During the War of the Pacific, the theatre of war between 1879 and 1881 was a large expanse of desert, sparsely populated and far removed from major cities or resources; it is, however, close to the Pacific Ocean. It was clear from the beginning that control of the sea would be the key to an inevitably difficult desert war: supply by sea, including water, food, ammunition, horses, fodder and reinforcements, was quicker and easier than marching supplies through the desert or across the Bolivian high plateau.

While the Chilean Navy started an economic and military blockade of the Allies' ports such as Iquique, Peru took the initiative and utilized its smaller but effective navy as a raiding force. Chile was forced to delay the ground invasion for six months, and to shift its fleet from blockading to hunting Huascar until she was captured.
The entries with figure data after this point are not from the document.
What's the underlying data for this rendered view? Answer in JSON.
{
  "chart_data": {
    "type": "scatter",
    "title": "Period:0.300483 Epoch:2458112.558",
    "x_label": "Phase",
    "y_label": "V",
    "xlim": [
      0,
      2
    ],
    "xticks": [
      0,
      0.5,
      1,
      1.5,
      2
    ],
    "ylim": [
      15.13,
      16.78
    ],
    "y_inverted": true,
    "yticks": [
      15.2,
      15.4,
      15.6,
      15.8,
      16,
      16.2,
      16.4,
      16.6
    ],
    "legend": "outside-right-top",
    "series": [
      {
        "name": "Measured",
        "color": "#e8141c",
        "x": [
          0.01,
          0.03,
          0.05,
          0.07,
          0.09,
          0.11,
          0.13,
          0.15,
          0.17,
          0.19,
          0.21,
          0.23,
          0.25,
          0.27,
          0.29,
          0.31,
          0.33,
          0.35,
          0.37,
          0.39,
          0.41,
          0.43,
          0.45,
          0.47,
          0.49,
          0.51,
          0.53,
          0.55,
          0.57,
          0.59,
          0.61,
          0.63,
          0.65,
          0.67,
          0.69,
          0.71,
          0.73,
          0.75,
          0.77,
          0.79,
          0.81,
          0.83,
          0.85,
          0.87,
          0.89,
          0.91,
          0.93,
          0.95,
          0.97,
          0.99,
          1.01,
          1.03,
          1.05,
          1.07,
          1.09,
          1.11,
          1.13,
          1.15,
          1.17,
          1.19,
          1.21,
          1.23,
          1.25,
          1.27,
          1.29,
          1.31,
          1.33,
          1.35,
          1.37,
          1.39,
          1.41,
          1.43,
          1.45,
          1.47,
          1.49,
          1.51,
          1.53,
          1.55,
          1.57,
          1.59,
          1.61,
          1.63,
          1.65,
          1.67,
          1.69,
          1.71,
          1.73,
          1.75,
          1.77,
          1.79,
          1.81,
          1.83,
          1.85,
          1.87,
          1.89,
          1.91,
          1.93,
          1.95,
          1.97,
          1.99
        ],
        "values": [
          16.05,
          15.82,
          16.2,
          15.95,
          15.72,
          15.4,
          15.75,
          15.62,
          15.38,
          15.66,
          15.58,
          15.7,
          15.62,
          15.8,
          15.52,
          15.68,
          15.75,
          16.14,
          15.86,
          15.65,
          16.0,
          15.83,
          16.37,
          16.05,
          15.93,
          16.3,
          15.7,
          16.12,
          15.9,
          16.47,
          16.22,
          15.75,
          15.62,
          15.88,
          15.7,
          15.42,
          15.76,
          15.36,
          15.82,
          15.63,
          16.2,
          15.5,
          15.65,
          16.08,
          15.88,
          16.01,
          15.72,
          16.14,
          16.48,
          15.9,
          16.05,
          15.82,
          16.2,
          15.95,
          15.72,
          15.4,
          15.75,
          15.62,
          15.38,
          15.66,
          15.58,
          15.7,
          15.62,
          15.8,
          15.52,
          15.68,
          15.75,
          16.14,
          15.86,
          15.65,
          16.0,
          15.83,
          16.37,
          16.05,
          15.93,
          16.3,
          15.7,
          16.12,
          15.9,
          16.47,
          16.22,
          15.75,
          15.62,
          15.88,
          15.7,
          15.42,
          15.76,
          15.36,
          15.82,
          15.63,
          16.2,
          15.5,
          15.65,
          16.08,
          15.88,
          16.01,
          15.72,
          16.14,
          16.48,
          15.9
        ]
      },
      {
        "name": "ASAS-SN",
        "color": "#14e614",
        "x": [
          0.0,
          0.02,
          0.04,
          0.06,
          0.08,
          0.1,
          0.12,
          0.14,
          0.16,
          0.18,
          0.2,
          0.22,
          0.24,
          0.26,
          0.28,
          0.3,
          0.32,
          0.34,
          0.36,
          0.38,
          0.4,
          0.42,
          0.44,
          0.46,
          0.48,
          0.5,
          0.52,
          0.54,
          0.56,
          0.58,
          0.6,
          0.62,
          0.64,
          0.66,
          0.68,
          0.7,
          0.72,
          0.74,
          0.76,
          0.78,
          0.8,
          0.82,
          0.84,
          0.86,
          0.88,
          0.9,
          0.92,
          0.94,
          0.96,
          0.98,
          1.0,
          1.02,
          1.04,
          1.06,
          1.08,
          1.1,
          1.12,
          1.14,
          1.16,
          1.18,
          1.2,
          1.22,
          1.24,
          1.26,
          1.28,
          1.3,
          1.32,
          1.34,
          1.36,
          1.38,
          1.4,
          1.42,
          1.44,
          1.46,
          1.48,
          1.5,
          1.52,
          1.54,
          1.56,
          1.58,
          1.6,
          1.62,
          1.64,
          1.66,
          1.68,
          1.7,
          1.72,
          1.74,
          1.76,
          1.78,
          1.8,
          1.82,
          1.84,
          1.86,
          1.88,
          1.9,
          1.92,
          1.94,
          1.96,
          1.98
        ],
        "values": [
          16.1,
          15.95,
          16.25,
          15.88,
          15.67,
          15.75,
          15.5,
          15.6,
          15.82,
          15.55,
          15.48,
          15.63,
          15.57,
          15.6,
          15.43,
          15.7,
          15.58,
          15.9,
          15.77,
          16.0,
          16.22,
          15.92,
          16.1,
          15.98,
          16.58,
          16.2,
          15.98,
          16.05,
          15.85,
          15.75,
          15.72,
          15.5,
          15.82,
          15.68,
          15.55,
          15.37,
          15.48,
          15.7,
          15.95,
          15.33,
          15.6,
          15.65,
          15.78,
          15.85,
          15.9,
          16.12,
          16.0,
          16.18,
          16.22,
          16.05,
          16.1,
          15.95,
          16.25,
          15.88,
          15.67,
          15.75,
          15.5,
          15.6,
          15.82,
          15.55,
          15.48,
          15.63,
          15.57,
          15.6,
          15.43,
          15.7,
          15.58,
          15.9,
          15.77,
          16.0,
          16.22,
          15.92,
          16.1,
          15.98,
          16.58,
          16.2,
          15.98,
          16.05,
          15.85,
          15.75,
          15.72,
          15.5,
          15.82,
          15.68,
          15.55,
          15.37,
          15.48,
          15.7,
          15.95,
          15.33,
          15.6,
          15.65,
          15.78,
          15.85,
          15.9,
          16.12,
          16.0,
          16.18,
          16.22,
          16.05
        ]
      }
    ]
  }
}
With the advantage of naval supremacy, Chilean ground strategy focused on mobility: landing ground forces in enemy territory in order to raid Allied ground assets; landing in strength to split and drive out defenders and leaving garrisons to guard territory as the war moved north. Peru and Bolivia fought a defensive war: maneuvering along long overland distances; relying where possible on land or coastal fortifications with gun batteries and minefields; coastal railways were available to Peru, and telegraph lines provided a direct line to the government in Lima. When retreating, Allied forces made sure that little if any assets remained to be used by the enemy.

Sea mobile forces proved to be, in the end, an advantage for desert warfare on a long coastline. Defenders found themselves hundreds of kilometers away from home; invading forces were usually a few kilometers away from the sea.

The occupation of Peru between 1881 and 1884 was a different story altogether. The war theatre was the Peruvian Sierra, where Peruvian resistance had easy access to population, resource and supply centres further from the sea; it could carry out a war of attrition indefinitely. The Chilean army (now turned into an occupation force) was split into small garrisons across the theatre and could devote only part of its strength to hunting down rebels without a central authority.

After a costly occupation and prolonged anti-insurgency campaign, Chile sought to achieve a political exit strategy. Rifts within Peruvian society provided such an opportunity after the Battle of Huamachuco, and resulted in the peace treaty that ended the occupation.

According to "Chinese Migration into Latin America – Diaspora or Sojourns in Peru?" some Chinese supported the Chilean army against their plantation owners.